To counter the wet days, only feed your calves to their daily intakes. Keep your starters fresh and shake the pails when you feed milk and/or water to prevent buildup of the feed.
Feeding water in the freezing temperatures is sometimes a challenge and other times impossible. Now that the outside temperature is warming, it is time to get water in front of the calves consistently.
Cold temperatures in the Midwest help to break the disease cycle. In order to keep ahead of the bugs, it is important to revisit all cleaning protocols:
- Rinse the feeding equipment in lukewarm water (around 110 degrees) to remove any organic matter that may still remain. Avoid using water above 110 degrees to prevent milk protein from bonding or becoming baked on pails and mixing equipment.
- Wash equipment thoroughly with soap and disinfectant in hot water (around 150 degrees).
- Reach all surfaces with a brush. Replace brushes as they become curled and bent.
- Rinse with an acid solution.
- Allow equipment to dry completely before using it for your next feeding.
Respiratory disease is one of the leading causes of calf health problems. If the sun is shining and the snow is melting, it is a good indication that your curtains need to be open. Each barn is different and needs to be managed for its own conditions, but if you notice stale air as you walk through the barns, you need to address the problem quickly. Fresh air will help to prevent respiratory disease in your calves and heifers.

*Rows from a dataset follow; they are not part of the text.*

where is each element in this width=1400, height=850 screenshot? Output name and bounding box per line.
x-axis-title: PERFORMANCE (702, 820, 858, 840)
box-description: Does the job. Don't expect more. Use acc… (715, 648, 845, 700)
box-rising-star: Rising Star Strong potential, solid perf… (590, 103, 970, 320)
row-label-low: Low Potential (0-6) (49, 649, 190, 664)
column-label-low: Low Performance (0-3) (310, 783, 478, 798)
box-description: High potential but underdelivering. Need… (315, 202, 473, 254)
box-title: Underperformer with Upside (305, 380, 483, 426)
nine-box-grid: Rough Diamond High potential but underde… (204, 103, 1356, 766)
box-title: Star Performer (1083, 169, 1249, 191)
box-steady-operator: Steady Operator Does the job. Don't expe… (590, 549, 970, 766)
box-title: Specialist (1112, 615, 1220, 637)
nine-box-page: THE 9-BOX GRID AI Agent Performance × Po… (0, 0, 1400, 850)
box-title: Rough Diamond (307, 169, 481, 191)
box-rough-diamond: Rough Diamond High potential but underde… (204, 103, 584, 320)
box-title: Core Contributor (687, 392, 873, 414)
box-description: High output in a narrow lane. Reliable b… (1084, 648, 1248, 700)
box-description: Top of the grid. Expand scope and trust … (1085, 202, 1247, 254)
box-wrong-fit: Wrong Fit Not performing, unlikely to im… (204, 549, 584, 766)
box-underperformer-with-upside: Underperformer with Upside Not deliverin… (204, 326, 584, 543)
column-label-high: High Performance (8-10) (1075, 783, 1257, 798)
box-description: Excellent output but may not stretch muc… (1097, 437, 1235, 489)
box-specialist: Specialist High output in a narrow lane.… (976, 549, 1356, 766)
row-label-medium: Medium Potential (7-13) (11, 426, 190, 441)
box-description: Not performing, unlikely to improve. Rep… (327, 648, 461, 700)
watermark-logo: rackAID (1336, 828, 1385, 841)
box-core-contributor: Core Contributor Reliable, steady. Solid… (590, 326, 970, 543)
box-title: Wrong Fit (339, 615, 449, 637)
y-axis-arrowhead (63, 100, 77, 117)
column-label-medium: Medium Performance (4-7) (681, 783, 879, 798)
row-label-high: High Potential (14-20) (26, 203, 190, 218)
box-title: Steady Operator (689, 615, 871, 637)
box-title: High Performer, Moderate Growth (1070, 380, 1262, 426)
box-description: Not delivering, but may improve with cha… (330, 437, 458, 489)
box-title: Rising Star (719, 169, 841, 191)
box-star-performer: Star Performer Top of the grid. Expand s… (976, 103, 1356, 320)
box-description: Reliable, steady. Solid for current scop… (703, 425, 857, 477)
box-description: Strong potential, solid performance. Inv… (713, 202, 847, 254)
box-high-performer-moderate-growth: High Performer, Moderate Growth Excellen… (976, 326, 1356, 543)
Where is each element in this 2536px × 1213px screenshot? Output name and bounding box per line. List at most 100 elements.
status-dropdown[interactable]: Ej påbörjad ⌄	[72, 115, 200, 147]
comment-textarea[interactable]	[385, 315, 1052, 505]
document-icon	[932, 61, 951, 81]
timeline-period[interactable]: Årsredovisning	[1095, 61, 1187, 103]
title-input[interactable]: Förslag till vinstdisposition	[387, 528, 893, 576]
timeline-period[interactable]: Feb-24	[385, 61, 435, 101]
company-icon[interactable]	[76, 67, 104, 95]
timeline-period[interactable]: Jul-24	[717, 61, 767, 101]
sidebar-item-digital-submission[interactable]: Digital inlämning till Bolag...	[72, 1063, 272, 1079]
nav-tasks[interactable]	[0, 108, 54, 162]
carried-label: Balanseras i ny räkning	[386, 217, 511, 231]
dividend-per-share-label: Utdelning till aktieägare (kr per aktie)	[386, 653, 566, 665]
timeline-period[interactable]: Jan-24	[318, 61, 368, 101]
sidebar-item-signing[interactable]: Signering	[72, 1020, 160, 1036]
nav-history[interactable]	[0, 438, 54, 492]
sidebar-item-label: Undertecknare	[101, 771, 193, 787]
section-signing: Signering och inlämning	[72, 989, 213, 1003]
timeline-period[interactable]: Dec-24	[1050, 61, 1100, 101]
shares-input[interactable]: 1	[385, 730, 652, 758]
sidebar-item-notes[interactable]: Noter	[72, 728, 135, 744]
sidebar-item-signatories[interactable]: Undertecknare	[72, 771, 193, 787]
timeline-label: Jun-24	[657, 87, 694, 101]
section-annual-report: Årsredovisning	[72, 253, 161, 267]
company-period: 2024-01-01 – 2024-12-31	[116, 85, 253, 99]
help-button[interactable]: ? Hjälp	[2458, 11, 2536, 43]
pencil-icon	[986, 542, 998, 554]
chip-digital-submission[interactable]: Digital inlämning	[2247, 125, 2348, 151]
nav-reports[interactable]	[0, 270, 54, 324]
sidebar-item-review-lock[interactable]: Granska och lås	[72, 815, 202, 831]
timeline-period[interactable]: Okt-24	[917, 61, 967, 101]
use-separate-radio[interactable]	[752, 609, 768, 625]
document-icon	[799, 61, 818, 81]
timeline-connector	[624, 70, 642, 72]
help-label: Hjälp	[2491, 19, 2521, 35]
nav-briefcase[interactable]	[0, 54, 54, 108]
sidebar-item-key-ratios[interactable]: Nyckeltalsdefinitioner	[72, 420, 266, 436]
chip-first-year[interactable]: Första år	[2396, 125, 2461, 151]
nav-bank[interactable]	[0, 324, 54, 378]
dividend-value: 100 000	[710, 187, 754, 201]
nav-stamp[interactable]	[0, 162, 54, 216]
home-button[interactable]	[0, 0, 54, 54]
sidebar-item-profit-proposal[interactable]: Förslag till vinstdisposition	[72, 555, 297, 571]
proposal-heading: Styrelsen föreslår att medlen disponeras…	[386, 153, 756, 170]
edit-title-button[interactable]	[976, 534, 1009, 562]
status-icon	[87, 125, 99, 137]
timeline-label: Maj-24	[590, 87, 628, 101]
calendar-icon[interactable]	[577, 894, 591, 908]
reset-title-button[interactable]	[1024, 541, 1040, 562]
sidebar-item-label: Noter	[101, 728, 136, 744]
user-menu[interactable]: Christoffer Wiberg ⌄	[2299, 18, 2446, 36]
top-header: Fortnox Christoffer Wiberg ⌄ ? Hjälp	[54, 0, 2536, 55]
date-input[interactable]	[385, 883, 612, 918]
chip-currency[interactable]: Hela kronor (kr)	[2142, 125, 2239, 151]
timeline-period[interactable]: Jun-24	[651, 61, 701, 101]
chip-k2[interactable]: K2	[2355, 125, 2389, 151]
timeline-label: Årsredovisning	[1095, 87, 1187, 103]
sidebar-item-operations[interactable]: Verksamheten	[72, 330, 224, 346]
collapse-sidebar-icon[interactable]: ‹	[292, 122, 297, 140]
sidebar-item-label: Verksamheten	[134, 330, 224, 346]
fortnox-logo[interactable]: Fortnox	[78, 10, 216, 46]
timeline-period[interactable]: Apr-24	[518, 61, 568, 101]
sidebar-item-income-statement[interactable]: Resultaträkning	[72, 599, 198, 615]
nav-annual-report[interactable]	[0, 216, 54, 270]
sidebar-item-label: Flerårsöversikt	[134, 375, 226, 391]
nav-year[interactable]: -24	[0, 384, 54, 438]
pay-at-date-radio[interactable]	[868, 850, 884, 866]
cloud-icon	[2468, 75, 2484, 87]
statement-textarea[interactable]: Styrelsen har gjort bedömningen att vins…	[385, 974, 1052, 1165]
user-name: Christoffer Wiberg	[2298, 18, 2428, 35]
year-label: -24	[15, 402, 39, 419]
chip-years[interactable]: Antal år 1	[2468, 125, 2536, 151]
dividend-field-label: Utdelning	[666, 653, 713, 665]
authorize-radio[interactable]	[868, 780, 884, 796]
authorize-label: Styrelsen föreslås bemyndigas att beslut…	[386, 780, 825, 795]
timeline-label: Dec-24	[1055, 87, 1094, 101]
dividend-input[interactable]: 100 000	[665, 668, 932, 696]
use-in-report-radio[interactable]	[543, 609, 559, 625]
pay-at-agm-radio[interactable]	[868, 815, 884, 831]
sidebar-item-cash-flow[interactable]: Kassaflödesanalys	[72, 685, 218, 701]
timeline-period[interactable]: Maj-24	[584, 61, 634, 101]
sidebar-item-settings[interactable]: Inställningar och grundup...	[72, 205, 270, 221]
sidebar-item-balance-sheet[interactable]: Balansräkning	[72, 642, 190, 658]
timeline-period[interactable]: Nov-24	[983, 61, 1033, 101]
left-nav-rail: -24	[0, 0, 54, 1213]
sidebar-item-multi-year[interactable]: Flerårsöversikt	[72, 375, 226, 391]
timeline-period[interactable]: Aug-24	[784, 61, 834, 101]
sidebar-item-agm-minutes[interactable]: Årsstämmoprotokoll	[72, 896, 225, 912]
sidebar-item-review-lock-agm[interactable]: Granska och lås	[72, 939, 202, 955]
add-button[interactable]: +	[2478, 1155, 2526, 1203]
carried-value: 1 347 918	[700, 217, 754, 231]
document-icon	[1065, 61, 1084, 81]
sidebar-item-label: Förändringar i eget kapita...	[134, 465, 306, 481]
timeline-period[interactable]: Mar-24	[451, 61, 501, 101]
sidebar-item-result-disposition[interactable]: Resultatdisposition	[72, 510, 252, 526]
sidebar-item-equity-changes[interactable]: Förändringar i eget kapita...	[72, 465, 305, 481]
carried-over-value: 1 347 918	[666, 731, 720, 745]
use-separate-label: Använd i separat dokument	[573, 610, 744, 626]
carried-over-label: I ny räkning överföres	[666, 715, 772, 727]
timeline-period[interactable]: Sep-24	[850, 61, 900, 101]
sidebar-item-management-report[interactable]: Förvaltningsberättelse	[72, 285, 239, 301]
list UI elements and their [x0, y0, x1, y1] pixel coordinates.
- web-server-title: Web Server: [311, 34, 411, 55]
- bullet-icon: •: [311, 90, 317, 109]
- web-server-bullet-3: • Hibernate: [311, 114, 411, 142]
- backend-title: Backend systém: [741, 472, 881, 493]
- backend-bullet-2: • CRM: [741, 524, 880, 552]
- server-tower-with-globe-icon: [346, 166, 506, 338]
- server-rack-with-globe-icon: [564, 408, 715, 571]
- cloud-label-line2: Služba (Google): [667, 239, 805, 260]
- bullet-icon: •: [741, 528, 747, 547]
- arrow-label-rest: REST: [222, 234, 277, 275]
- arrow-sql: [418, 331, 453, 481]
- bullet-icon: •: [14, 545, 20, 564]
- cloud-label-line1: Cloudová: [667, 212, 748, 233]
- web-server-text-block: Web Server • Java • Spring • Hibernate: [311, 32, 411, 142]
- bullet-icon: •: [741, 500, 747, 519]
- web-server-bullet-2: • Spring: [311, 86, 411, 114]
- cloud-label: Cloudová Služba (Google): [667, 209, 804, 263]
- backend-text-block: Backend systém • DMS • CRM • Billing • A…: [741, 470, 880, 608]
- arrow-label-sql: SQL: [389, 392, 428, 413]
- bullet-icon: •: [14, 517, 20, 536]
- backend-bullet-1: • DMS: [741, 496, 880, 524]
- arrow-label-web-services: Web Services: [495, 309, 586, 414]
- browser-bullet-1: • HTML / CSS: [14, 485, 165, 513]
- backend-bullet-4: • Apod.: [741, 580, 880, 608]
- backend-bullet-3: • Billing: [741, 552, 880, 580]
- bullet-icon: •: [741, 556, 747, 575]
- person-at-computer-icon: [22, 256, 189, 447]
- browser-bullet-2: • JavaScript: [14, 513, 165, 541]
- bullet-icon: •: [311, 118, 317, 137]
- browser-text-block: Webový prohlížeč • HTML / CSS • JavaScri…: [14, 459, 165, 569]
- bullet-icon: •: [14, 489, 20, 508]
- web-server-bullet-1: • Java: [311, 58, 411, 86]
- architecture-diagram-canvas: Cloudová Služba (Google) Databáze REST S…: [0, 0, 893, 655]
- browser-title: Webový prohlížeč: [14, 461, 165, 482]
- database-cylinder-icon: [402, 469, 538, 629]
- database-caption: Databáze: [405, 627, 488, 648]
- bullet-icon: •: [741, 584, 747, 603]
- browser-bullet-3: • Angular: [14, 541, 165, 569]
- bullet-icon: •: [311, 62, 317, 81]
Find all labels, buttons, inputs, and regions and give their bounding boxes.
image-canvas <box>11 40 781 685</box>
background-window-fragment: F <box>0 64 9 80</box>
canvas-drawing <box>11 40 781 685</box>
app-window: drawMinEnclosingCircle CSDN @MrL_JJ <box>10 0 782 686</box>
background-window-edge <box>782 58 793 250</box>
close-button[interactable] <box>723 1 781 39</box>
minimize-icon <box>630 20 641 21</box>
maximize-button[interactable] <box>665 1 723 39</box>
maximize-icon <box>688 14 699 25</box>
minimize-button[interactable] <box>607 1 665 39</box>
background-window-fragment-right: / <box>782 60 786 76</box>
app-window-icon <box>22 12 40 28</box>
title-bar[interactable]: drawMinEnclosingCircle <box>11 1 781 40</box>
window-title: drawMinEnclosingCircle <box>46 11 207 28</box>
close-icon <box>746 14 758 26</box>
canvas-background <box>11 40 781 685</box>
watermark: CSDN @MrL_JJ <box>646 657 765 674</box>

Many producers have become very accustomed to using calf jackets. Calf jackets are a great insulator for calves in the coldest temperatures. But when it comes to spring thaw, take a close look at which calves really need jackets. Once the temperatures start to exceed freezing, your older calves may not need their coats. If your calves are consistently consuming starter, you should start to remove the jackets. On a warm, sunny day, the calves will begin to sweat underneath their coats, potentially leading to health issues in the calves. The best way to check is to reach underneath the jacket; if the calf feels damp, take off the jacket and make sure it has ample dry bedding for nesting.
Don’t forget as those calves get bigger their jackets need to grow with them. Loosen the buckles on the legs and the Velcro® under the neck for calf comfort.
When raising calves, it really comes down to having good habits as a calf raiser and taking care of the basic needs of calves. Providing the essentials – nutrients for growth and performance, good bedding, water, and proper sanitation – will allow your calves to excel.